Flickering AGN can explain the strong circumgalactic OVI observed by COS-Halos

Abstract

Proximity zone fossils (PZFs) are ionization signatures around recently active galactic nuclei (AGNs) where metal species in the circumgalactic medium remain overionized after the AGNs have shut offdue to their long recombination time scales. We explore cosmological zoom hydrodynamic simulations, using the EAGLE (Evolution and Assembly of GaLaxies and their Environments) model paired with a non-equilibrium ionization and cooling module including time-variable AGN radiation to model PZFs around star-forming disc galaxies in the z ~ 0.2 Universe. Previous simulations typically underestimated the OVI content of galactic haloes, but we show that plausible PZF models increase OVI column densities by 2-3 × to achieve the levels observed around COS-Halos star-forming galaxies out to 150 kpc. Models with AGN bolometric luminosities ≳ 10^43.6erg s-1, duty cycle fractions ≲ 10 per cent, and AGN lifetimes ≲ 10^6 yr are the most promising, because their supermassive black holes grow at the cosmologically expected rate and they mostly appear as inactive AGN, consistent with COS-Halos.
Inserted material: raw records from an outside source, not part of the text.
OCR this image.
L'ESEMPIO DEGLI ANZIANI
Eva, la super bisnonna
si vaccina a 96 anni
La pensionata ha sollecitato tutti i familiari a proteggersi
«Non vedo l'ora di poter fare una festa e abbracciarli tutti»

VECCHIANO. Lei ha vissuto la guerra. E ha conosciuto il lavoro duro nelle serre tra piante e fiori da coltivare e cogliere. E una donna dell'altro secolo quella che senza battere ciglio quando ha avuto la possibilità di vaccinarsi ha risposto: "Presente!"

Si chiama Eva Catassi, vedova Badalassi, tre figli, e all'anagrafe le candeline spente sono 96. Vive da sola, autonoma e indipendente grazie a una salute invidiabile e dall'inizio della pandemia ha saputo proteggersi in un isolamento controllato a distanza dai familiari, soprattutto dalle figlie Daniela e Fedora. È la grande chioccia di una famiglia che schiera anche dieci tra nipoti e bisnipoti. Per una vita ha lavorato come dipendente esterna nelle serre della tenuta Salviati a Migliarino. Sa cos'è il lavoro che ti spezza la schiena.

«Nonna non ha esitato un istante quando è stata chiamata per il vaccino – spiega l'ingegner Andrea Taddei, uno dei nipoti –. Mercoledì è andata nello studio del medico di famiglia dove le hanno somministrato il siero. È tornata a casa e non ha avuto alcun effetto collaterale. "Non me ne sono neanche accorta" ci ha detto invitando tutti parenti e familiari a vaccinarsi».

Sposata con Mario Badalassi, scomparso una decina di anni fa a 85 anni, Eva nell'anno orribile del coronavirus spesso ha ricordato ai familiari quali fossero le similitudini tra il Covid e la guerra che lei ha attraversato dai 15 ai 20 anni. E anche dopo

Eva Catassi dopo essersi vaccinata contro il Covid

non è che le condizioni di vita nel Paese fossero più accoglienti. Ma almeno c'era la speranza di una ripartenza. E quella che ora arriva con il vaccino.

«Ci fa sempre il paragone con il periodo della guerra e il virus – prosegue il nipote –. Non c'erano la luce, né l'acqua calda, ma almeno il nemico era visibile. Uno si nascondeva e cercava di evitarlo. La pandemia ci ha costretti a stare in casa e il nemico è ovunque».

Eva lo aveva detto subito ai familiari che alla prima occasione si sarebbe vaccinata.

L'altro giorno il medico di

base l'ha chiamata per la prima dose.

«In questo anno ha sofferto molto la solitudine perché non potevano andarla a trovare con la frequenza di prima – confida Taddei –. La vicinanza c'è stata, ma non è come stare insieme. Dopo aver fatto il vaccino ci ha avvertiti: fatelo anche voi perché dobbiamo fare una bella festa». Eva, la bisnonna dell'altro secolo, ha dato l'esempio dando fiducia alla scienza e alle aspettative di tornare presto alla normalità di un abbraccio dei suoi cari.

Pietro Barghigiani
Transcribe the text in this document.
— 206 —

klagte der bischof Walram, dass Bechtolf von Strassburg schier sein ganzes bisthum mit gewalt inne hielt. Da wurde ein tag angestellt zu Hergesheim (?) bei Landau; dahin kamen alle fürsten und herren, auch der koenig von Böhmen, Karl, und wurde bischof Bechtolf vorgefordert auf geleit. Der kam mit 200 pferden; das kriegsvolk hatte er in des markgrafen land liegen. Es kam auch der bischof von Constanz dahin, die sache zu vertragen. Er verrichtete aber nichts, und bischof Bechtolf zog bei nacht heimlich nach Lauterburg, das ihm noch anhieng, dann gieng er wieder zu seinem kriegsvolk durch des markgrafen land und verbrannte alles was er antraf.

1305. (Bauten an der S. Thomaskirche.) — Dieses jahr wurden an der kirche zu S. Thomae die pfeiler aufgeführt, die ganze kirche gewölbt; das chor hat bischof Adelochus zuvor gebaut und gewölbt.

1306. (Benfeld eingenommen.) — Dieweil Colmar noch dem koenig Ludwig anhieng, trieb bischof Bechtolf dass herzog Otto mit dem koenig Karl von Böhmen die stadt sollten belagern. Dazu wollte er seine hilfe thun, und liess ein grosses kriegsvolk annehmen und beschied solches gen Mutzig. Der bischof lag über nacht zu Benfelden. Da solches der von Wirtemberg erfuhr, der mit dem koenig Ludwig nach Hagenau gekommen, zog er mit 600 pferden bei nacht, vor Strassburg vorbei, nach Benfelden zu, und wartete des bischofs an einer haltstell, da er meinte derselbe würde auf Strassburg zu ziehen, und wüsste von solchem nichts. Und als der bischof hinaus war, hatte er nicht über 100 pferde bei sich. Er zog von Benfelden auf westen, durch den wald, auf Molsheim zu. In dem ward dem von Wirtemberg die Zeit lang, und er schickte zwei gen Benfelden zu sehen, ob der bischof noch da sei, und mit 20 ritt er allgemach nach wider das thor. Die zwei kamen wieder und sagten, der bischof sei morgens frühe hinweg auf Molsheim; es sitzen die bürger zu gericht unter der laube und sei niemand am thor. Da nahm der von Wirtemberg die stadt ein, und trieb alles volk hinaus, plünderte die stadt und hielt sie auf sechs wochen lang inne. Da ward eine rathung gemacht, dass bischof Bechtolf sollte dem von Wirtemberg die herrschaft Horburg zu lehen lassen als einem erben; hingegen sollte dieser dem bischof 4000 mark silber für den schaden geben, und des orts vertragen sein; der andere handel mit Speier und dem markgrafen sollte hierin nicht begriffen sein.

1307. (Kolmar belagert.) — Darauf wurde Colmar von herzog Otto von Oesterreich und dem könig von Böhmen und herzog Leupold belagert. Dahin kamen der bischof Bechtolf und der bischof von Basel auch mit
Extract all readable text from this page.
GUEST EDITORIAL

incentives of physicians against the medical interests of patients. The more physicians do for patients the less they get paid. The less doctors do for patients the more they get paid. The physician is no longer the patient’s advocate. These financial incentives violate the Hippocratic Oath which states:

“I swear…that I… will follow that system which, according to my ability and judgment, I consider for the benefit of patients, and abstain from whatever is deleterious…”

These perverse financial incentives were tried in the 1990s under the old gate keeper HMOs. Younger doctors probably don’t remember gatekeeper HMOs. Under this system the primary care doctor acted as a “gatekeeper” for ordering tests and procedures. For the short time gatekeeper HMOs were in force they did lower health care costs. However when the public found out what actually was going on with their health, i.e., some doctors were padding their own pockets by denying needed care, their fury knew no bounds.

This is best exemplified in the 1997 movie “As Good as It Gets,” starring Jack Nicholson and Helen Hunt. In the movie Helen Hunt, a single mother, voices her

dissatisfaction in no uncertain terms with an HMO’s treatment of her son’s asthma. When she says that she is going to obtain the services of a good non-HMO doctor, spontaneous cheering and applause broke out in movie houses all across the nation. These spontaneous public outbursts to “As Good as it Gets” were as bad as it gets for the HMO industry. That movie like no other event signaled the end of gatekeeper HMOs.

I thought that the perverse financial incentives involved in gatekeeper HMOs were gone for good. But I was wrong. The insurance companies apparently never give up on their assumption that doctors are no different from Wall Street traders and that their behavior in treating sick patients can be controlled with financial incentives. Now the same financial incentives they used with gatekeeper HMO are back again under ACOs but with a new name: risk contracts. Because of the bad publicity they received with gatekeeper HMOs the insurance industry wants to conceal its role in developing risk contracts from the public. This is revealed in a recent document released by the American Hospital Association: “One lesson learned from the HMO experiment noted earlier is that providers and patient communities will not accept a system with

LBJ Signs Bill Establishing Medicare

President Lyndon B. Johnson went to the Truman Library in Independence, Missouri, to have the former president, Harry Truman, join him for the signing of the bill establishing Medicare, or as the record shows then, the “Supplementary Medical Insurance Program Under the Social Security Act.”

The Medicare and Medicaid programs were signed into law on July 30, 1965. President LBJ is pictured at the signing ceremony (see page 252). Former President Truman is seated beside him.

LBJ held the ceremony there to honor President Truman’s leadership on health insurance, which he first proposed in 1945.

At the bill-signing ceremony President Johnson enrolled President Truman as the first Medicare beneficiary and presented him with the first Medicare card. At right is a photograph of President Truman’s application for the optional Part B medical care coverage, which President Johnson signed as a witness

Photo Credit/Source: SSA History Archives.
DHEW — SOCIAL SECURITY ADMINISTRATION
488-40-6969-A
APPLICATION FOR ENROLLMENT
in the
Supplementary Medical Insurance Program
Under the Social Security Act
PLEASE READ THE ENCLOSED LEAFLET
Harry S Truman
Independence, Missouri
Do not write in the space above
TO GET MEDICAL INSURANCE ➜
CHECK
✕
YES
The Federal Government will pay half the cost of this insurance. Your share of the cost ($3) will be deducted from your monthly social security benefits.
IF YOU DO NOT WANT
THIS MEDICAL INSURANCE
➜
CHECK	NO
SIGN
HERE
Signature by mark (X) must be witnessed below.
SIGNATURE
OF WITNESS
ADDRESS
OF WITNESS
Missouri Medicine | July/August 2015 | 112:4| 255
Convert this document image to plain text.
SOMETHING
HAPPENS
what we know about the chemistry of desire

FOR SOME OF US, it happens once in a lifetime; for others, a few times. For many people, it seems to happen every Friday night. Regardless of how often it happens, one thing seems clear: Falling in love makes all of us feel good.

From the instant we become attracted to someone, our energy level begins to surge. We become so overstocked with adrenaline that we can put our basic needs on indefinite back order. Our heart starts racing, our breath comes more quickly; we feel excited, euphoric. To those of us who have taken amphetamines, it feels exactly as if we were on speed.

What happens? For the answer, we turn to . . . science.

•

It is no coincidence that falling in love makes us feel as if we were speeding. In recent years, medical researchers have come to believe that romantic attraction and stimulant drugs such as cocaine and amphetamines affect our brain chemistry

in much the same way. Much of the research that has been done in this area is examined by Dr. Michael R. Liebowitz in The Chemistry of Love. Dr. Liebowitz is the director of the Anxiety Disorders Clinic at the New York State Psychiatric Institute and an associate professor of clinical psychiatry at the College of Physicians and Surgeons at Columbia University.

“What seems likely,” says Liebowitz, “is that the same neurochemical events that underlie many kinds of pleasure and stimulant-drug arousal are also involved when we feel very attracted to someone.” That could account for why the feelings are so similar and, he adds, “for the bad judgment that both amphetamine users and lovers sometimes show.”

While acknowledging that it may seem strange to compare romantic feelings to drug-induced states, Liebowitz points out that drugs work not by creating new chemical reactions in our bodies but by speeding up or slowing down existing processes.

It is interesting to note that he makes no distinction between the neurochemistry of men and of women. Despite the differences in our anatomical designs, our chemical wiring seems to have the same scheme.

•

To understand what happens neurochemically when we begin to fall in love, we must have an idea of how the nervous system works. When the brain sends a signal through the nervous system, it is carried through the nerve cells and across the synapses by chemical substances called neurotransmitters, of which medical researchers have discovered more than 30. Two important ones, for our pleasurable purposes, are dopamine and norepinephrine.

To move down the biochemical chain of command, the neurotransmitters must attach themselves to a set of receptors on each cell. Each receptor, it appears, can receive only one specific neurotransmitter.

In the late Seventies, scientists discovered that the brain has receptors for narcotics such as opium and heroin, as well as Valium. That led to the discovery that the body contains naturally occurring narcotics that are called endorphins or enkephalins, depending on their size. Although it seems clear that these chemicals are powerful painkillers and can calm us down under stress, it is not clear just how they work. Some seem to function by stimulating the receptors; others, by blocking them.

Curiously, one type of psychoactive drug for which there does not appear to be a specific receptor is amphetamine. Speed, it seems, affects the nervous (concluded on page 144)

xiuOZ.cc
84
The central requirement is that the typical star-forming galaxy hosted an active AGN within a time-scale comparable to the recombination time of a high metal ion, which for circumgalactic OVI is ≈ 10^7 yr. HI, by contrast, returns to equilibrium much more rapidly due to its low neutral fraction and does not show a significant PZF effect. OVI absorption features originating from PZFs appear narrow, indicating photoionization, and are often well aligned with lower metal ion species. PZFs are highly likely to affect the physical interpretation of circumgalactic high ionization metal lines if, as expected, normal galaxies host flickering AGN.